Valore rispetto ad apparenza. Per decenni i consumi sono stati spinti dal valore dell’apparenza, dello status symbol non legato al valore intrinseco del prodotto (qualita’, durata, materiali, raffinatezza delle lavorazioni), ma legato esclusivamente all’abbinamento di quel prodotto con uno specifico stile di vita. Si e’ quindi aperta la strada, insieme ai veri prodotti del Made in Italy, a montagne di prodotti apparentemente rappresentativi dello stile italiano (ma fatti in Cina), ma in effetti pensati e voluti solo per sfruttare il momento buono di un trend, con scarsissimo valore intrinseco. I nuovi consumi saranno rivolti a prodotti di valore autentico, accompagnati certo da quel desideratissimo stile italiano, che conferisce loro vero valore aggiunto. Quindi prodotti di qualita’, di lunga durata, meno soggetti ai trend, commercialmente stabilizzati. Un passaggio culturale epocale, che in Cina sara’ colto in due fasi: i consumatori maturi della classe media lo coglieranno da subito, in linea con i consumatori europei e americani. I giovanissimi cinesi, peraltro importanti consumatori, ma con inferiore disposable income continueranno a consumare “trendy”, ma il cambio di passo culturale cogliera’ anche loro non appena vaglieranno la soglia della classe media.

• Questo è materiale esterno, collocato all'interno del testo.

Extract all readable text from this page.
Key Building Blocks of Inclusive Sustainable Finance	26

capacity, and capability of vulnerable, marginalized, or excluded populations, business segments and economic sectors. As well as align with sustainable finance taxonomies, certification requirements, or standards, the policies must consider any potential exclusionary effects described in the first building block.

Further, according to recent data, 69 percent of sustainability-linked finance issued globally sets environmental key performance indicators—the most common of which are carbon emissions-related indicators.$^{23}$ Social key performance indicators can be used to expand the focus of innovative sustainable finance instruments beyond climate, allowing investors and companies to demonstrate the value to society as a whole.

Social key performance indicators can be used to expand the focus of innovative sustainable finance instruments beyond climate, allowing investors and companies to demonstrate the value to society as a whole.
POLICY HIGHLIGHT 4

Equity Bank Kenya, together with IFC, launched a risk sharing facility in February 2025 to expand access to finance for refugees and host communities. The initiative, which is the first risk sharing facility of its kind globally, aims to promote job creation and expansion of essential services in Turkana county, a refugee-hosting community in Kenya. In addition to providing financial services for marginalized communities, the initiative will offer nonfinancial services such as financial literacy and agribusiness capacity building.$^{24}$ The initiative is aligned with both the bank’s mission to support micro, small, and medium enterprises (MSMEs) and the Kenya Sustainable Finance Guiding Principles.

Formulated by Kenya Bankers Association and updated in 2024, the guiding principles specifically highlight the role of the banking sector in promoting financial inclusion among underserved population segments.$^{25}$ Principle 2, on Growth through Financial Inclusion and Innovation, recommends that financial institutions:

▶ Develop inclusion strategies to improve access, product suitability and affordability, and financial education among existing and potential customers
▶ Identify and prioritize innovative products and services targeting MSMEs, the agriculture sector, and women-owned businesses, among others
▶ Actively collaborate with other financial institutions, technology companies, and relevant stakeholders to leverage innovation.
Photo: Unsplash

Prezzo contro valore. La conseguenza delle considerazioni del punto precedente, e’ una maggiore attenzione al prezzo. Non si trattera’ di politiche di risparmio, ma della voglia di dare valore al denaro che si spende. Quindi meno denaro per il valore dell’apparenza, piu’ denaro per i valori intrinseci, incluso il valore dello stile italiano, piu’ denaro per prodotti durevoli, di vera qualita’.
Come si adegueranno quindi le politiche commerciali per aderire a questi nuovi trend? In molti casi non si tratta di inventare nulla, molte delle considerazioni che faremo sono normalmente utilizzate da grandi brand del Made in Italy, o dalle multinazionali. Si tratta di permettere alle PMI italiane di utilizzare strumenti analoghi, rapportati alla loro dimensione, cultura, abitudini e attitudini commerciali. Si tratta pero’ anche di un grande sforzo di innovazione culturale delle PMI, che dovranno trasformare la loro attitudine di “quieti terzisti” in capacita’ di protagonismo diretto sui mercati. Un ruolo molto forte in questa innovazione dovra’ essere svolto dalle nuove generazioni di imprenditori, i figli o nipoti dei fondatori, che dovranno aggiungere alla tradizionale capacita’ tecnica e produttiva dei padri la loro potenziale capacita’ di innovazione e modernizzazione. (In questo articolo ci occupiamo prevalentemente dei prodotti di consumo, ma per molti versi le considerazioni che stiamo facendo sono utilizzabili per molti prodotti industriali, a cui faremo cenno in seguito).


Controllo del mercato . E’ il passaggio culturalmente piu’ difficile. Le PMI italiane si sono sempre sentite “terziste” anche nei confronti degli importatori e dei distributori esteri. Questo non ha mai permesso loro di avere il controllo dei mercati esteri, sempre gestite dai distributori. Hanno quindi rinunciato completamente al controllo dei loro prodotti sui mercati esteri, delle politiche di pricing e posizionamento, e soprattutto hanno rinunciato ai lucrosi margini della distribuzione. La svolta deve consistere nella decisione di essere direttamente presente sui mercati esteri, con proprie strutture dirette di distribuzione, sia in termini di wholesale, con proprie societa’ di distribuzione o anche solo con un Ufficio di Rappresentanza, (garantendo servizio post vendita, selezionando il retail, determinando le politiche di prezzo e posizionamento, fornendo formazione al personale di vendita), o addirittura direttamente nel retail, con l’apertura di propri punti vendita diretti, operazione possibile e auspicabile in molti comparti del Made in Italy. A tutt’oggi, purtroppo le richieste che pervengono alle societa’ di consulenza commerciale in Cina sono quasi sempre rivolte alla “ricerca di un importatore”. La nuova strada non e’ ancora stata presa.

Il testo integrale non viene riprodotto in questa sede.